In the late stages of the Cold War, Keith McElveen, an electrical engineer by training, participated in a war crimes investigation. Among the evidence were audio recordings of alleged orders to massacre civilians. However, these recordings featured numerous overlapping voices, rendering them unintelligible. If there had been a technology to extract the desired voice, these recordings could have provided additional influential evidence. However, despite years of effort and millions of dollars spent on every conceivable technological approach, the solution remained elusive.
Keith, by then a widely recognized audio forensics expert, founded Wave Sciences in 2009 to continue his mission to solve the Cocktail Party Problem.
Keith and Leonid, another of the researchers at Wave Sciences, realized that a mathematical technique used in SONAR to locate enemy submarines in 3D provided some clues about how the Cocktail Party Problem might be solved.
This revolutionary approach involved using noisy audio to estimate the solution to what is technically called The Acoustic Wave Equation for Waveguides with Boundary and Initial Conditions. In simpler terms, they used principles of physics and math devised by Isaac Newton and George Green, respectively, to figure out how sound travels from a point in 3D space to each of multiple receivers, be they ears, microphones, or other sensors. These Green's Functions captured not only how the sound traveled directly, but also indirectly via reflections from surfaces (i.e., the boundaries) in the acoustic space (i.e., the waveguide) despite other sounds already being in the space and potentially interfering (i.e., the initial conditions).
But whether this sophisticated approach could eventually bridge the chasm between a theoretical solution and one that works in the real world was the real question, and took nearly a decade to answer. The team faced moments of doubt and nearly abandoned the approach altogether. But they persevered, drawing inspiration from the remarkable ability of human hearing — after all, even a child's normal hearing can effortlessly solve this problem.
The team went into this research fully expecting that a truly general solution to the Cocktail Party Problem would require out-of-the-box thinking, as none of the many approaches tried over the decades had worked. To mimic human hearing, such a solution had to be robust enough to function in a noisy, crowded, dynamic, and reverberant cocktail party even blindfolded (i.e., without a camera), simply by "paying attention" to one sound at a time without knowing the direction or distance to the source, or whether other masking sources were behind it or between the source and the receivers, and regardless of the source being quieter than the background sound level most of the time.
It became apparent early on that if this approach could be made to work, it would accomplish amazing things with even a relatively small number of microphones. The ultimate goal, obviously, would be to use only two, just like human hearing. Using more than two, on the other hand, would produce superhuman results.
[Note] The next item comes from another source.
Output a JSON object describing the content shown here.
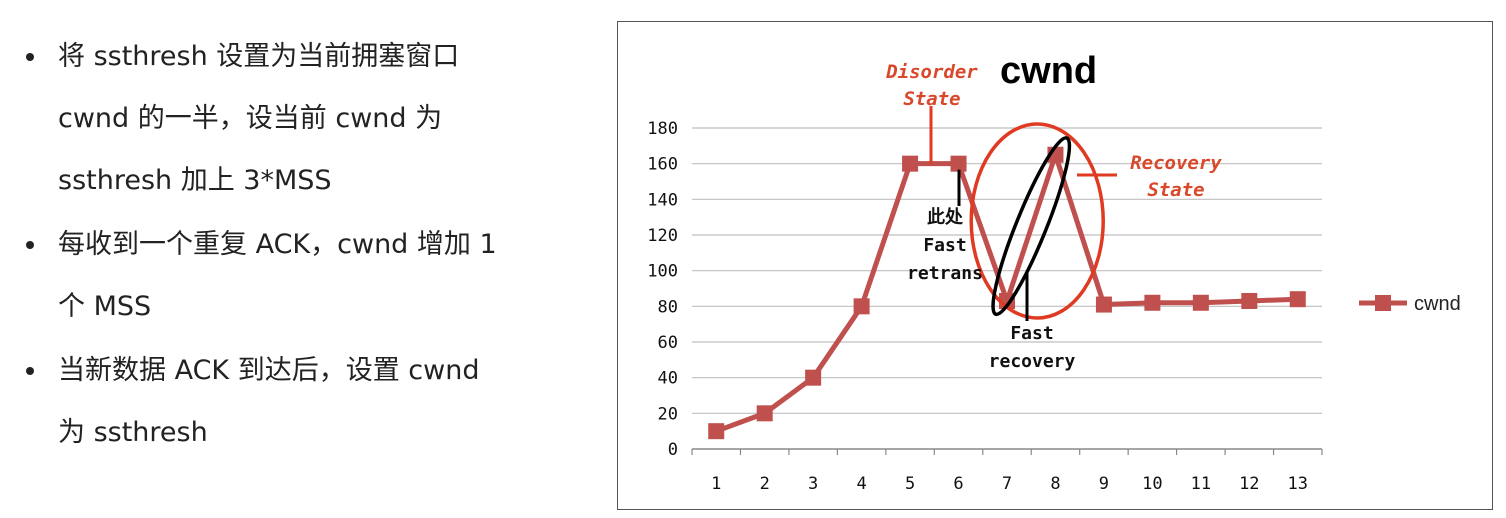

Despite many technical challenges and setbacks, the team made slow but steady progress, succeeding first with fully synthesized audio using ideal simulated sensors, then with electronically mixed audio recordings, and finally with fully real sensors, sources, and environments without prior information. And yes, the team eventually demonstrated human levels of performance with only two microphones.
In late 2019, Wave Sciences filed its first patent for what would become known as the GLIMPSE™ engine, adopting human hearing's glimpsing phenomena as its namesake. This breakthrough immediately caught the attention of the United States' FBI, who then conducted extensive testing independently and in coordination with other agencies in North America and Europe to validate our first-of-its-kind solution.
In 2022, Keith experienced deja vu when he was asked to extract a conversation about an alleged crime from recordings with overlapping voices, noise, and reverberation. Unlike his previous war crimes investigation and subsequent experiences, this time there was a tool that could solve the Cocktail Party Problem. The GLIMPSE engine has since been credited with playing a decisive role in this widely-publicized murder-for-hire trial by clarifying previously unintelligible audio recordings collected by the FBI.
Wave Sciences launched Acoustical Focus™, a user-friendly software application that uses GLIMPSE technology to meet the rigorous demands of audio forensic examiners and acoustic analysts in the law enforcement, national security, and military communities.